Business

First-quarter GDP growth expected to be decent against lousy economic backdrop

Jerome Powell, the Federal Reserve chairman, remains at the center of the Fed’s effort to strike a delicate financial balance so the economy doesn’t fall into recession.
Jerome Powell, the Federal Reserve chairman, remains at the center of the Fed’s effort to strike a delicate financial balance so the economy doesn’t fall into recession. NYT file | March 20

The new year got going with a bang. Instead of the economic gloom many had forecast, American companies kept hiring and consumers kept spending. Investors will see evidence of that strength when the first quarter Gross Domestic Product report is released on Thursday.

A forecasting model from the Federal Reserve Bank of Atlanta predicts the economy grew at a 2.5% annual rate during the first three months of 2023. That’s decent data. Three months ago, this same forecast was looking for the economy to expand by less than 1%.

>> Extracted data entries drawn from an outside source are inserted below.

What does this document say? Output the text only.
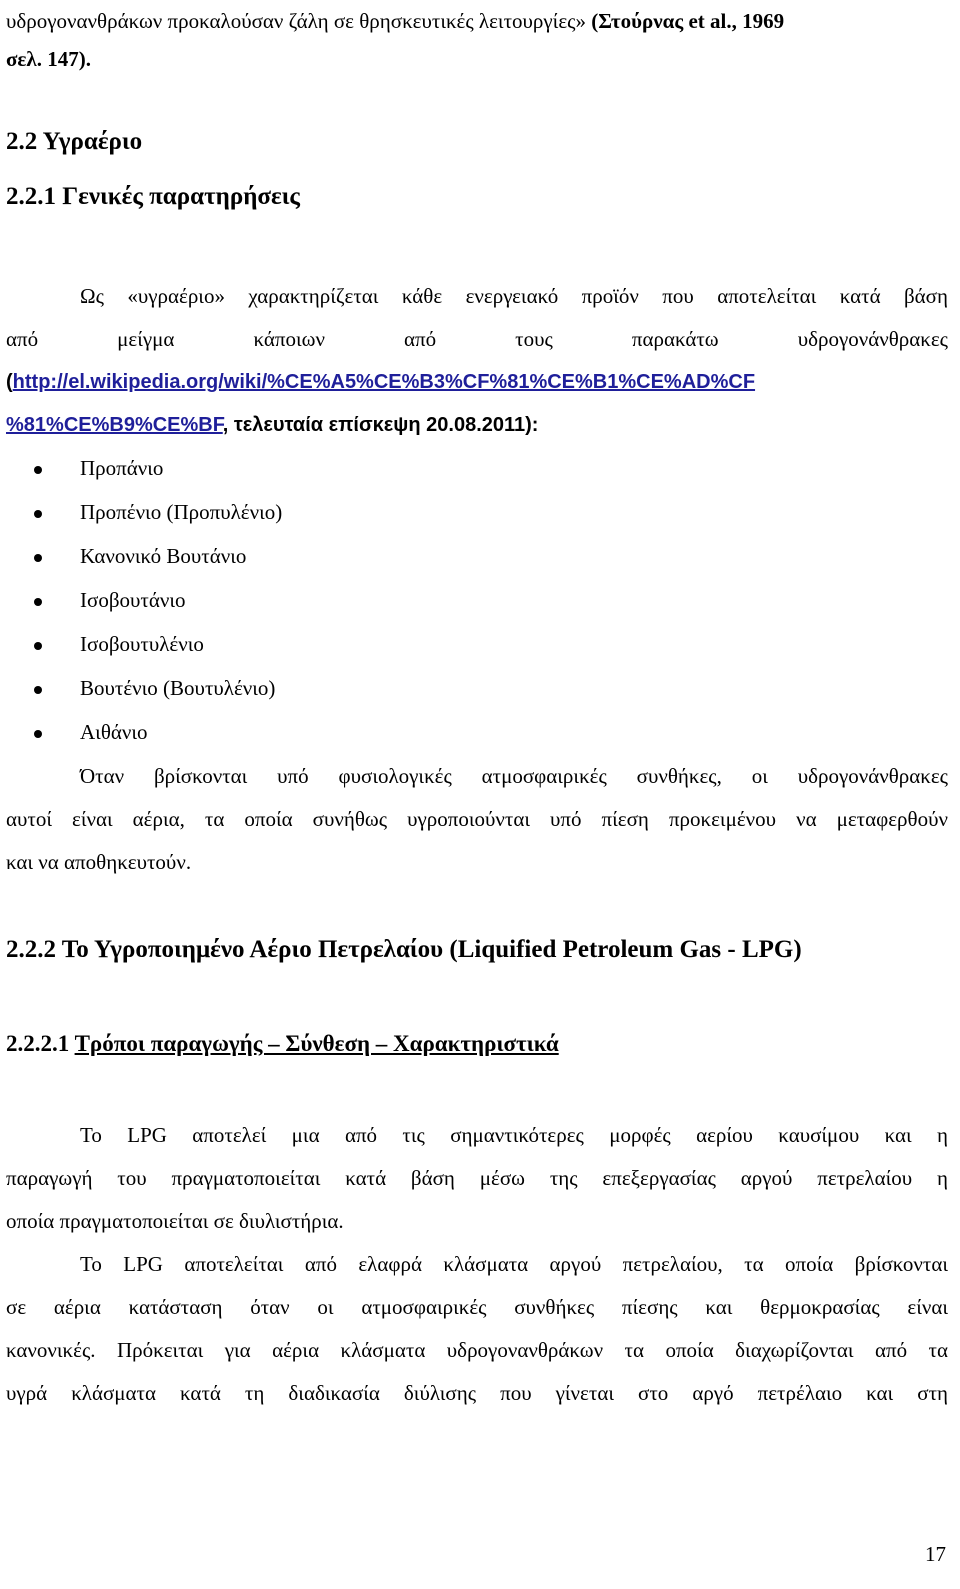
υδρογονανθράκων προκαλούσαν ζάλη σε θρησκευτικές λειτουργίες» (Στούρνας et al., 1969
σελ. 147).
2.2 Υγραέριο
2.2.1 Γενικές παρατηρήσεις
Ως «υγραέριο» χαρακτηρίζεται κάθε ενεργειακό προϊόν που αποτελείται κατά βάση
από μείγμα κάποιων από τους παρακάτω υδρογονάνθρακες
(http://el.wikipedia.org/wiki/%CE%A5%CE%B3%CF%81%CE%B1%CE%AD%CF
%81%CE%B9%CE%BF, τελευταία επίσκεψη 20.08.2011):
Προπάνιο
Προπένιο (Προπυλένιο)
Κανονικό Βουτάνιο
Ισοβουτάνιο
Ισοβουτυλένιο
Βουτένιο (Βουτυλένιο)
Αιθάνιο
Όταν βρίσκονται υπό φυσιολογικές ατμοσφαιρικές συνθήκες, οι υδρογονάνθρακες
αυτοί είναι αέρια, τα οποία συνήθως υγροποιούνται υπό πίεση προκειμένου να μεταφερθούν
και να αποθηκευτούν.
2.2.2 Το Υγροποιημένο Αέριο Πετρελαίου (Liquified Petroleum Gas - LPG)
2.2.2.1 Τρόποι παραγωγής – Σύνθεση – Χαρακτηριστικά
Το LPG αποτελεί μια από τις σημαντικότερες μορφές αερίου καυσίμου και η
παραγωγή του πραγματοποιείται κατά βάση μέσω της επεξεργασίας αργού πετρελαίου η
οποία πραγματοποιείται σε διυλιστήρια.
Το LPG αποτελείται από ελαφρά κλάσματα αργού πετρελαίου, τα οποία βρίσκονται
σε αέρια κατάσταση όταν οι ατμοσφαιρικές συνθήκες πίεσης και θερμοκρασίας είναι
κανονικές. Πρόκειται για αέρια κλάσματα υδρογονανθράκων τα οποία διαχωρίζονται από τα
υγρά κλάσματα κατά τη διαδικασία διύλισης που γίνεται στο αργό πετρέλαιο και στη
17
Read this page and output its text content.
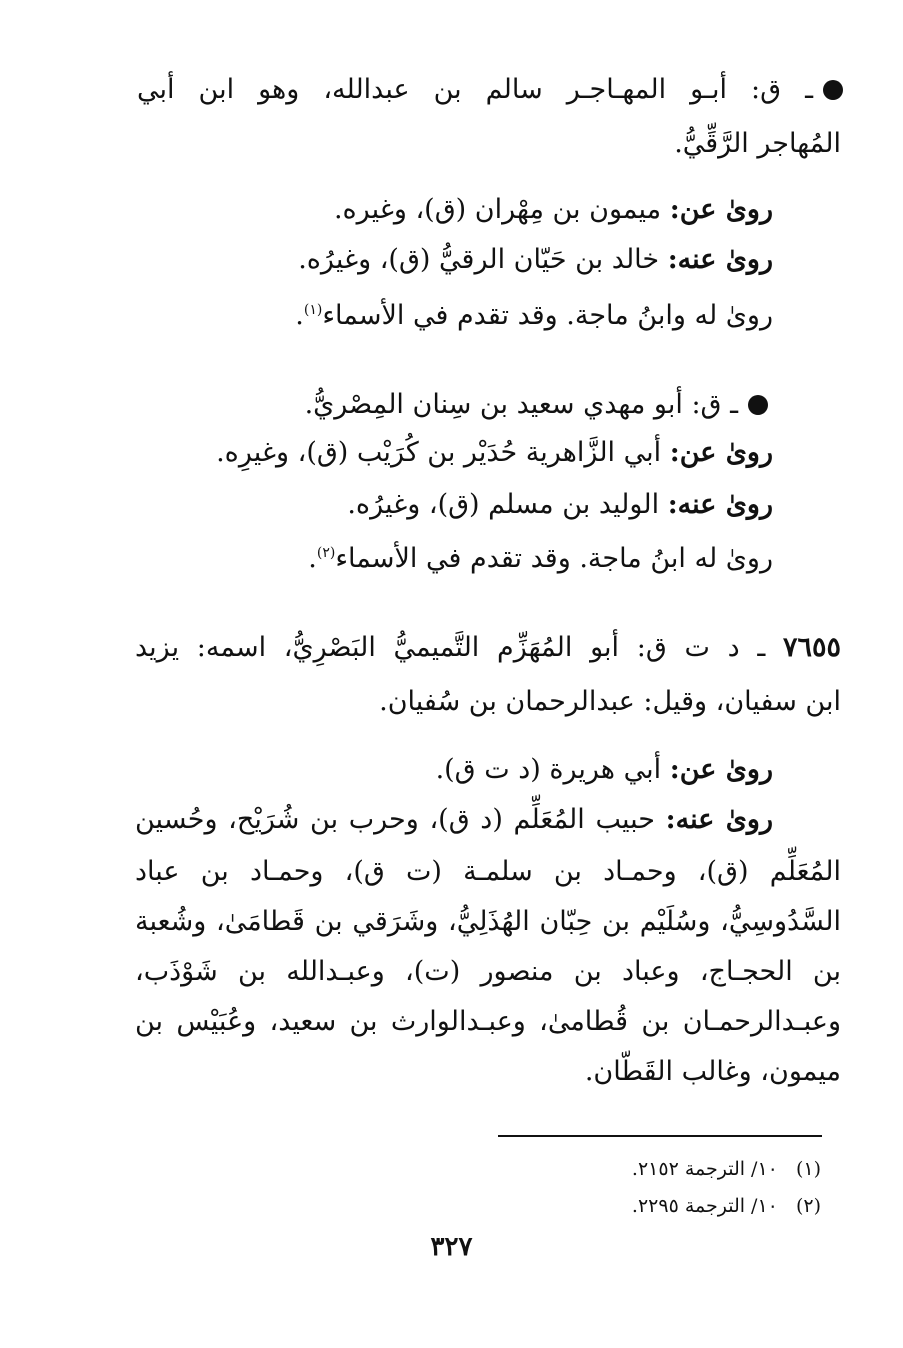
ـ ق: أبـو المهـاجـر سالم بن عبدالله، وهو ابن أبي
المُهاجر الرَّقِّيُّ.
روىٰ عن: ميمون بن مِهْران (ق)، وغيره.
روىٰ عنه: خالد بن حَيّان الرقيُّ (ق)، وغيرُه.
روىٰ له وابنُ ماجة. وقد تقدم في الأسماء$^{(١)}$.
ـ ق: أبو مهدي سعيد بن سِنان المِصْريُّ.
روىٰ عن: أبي الزَّاهرية حُدَيْر بن كُرَيْب (ق)، وغيرِه.
روىٰ عنه: الوليد بن مسلم (ق)، وغيرُه.
روىٰ له ابنُ ماجة. وقد تقدم في الأسماء$^{(٢)}$.
٧٦٥٥ ـ د ت ق: أبو المُهَزِّم التَّميميُّ البَصْرِيُّ، اسمه: يزيد
ابن سفيان، وقيل: عبدالرحمان بن سُفيان.
روىٰ عن: أبي هريرة (د ت ق).
روىٰ عنه: حبيب المُعَلِّم (د ق)، وحرب بن شُرَيْح، وحُسين
المُعَلِّم (ق)، وحمـاد بن سلمـة (ت ق)، وحمـاد بن عباد
السَّدُوسِيُّ، وسُلَيْم بن حِبّان الهُذَلِيُّ، وشَرَقي بن قَطامَىٰ، وشُعبة
بن الحجـاج، وعباد بن منصور (ت)، وعبـدالله بن شَوْذَب،
وعبـدالرحمـان بن قُطامىٰ، وعبـدالوارث بن سعيد، وعُبَيْس بن
ميمون، وغالب القَطّان.
(١) ١٠/ الترجمة ٢١٥٢.
(٢) ١٠/ الترجمة ٢٢٩٥.
٣٢٧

The numbers released Thursday will be the first of three versions as government statisticians revise the figures in the months ahead. Still, a 2.5% annual growth rate in the first quarter almost matches the economic output at the end of 2022.

Don’t be lulled into a state of complacency, though. Headwinds have been gathering strength. Hiring, while still strong, has been slowing. Inflation, while cooling, remains uncomfortably high. Demand for services, while still growing, is falling, especially new demand. Mortgage rates have stabilized, but are 33% more expensive for buyers than a year ago hurting housing. Retail sales softened in March. And gas prices are rising again, zapping consumer spending.

This is what a slowing economy produces.

Consumer debt is at record highs. The pandemic credit card paydown has ended. Credit card interest rates are at record highs of almost 21%. New mortgage applications remain near seven-year lows. And banks are tightening lending standards.

Less credit and more expensive credit show a slowing economy.

There is no doubt the American economy has proven resilient against high inflation and higher interest rates intended to address inflation. For months, the bond market has been signaling a recession with an inverted yield curve, when shorter-term bonds pay a higher interest rate than longer-term bonds. Yet, that recession has not come.

The first quarter GDP is expected to show an economy still growing even as more clouds gather, and spring looks stormy.

Financial journalist Tom Hudson is chief content officer at WAMU public radio station in Washington, D.C.